- West German single picture sleeve

Single by the Jimi Hendrix Experience

from the album Electric Ladyland
- B-side: "Gypsy Eyes"
- Released: November 18, 1968 (US); April 4, 1969 (UK);
- Recorded: December 20–21, 1967
- Studio: Olympic, London
- Genre: Psychedelic rock, Blues rock, Hard rock
- Length: 2:18
- Label: Reprise (US); Track (UK);
- Songwriter: Jimi Hendrix
- Producer: Jimi Hendrix

Official audio
- "Crosstown Traffic " on YouTube

= Crosstown Traffic (song) =

"Crosstown Traffic" is a song written by Jimi Hendrix and recorded by the Jimi Hendrix Experience for their third album, Electric Ladyland (1968). It was released as a single after "All Along the Watchtower", reaching number 52 on the US Billboard Hot 100 and number 37 on the UK Singles Chart.

==Background==
This recording features the full line-up of the Experience with Hendrix on guitar and vocals, Noel Redding on bass guitar, and Mitch Mitchell on drums, in contrast to many other songs on the album which featured guest musicians. Hendrix also plays a makeshift kazoo made with a comb and tissue paper in tandem at points with his lead guitar, and backing vocals are performed by Redding along with Dave Mason.

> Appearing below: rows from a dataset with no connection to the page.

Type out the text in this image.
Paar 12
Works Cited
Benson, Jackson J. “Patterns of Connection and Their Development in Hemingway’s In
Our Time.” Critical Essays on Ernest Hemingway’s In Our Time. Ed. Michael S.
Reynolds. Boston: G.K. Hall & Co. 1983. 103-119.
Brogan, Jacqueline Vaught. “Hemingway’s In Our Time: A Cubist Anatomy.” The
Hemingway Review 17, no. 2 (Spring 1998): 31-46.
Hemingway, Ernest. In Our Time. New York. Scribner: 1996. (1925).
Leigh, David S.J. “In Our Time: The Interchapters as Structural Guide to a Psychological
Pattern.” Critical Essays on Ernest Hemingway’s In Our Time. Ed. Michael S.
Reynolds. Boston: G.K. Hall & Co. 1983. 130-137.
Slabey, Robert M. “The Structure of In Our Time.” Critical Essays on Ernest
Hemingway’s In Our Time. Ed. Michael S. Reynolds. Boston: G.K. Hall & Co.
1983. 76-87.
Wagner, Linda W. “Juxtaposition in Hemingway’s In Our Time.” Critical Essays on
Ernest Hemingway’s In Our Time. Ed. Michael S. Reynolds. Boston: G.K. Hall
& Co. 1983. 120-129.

With its hard rock riff, the song mixes elements of blues and acid rock. It is an early example of the psychedelic funk subgenre.

==Reception==
Billboard described the single as a "pulsating swinger" that "will make a powerful chart dent." Cash Box described it as an "explosive session" with "massive instrumental impact and a heavy vocal." Record World said that "it shakes with excitement."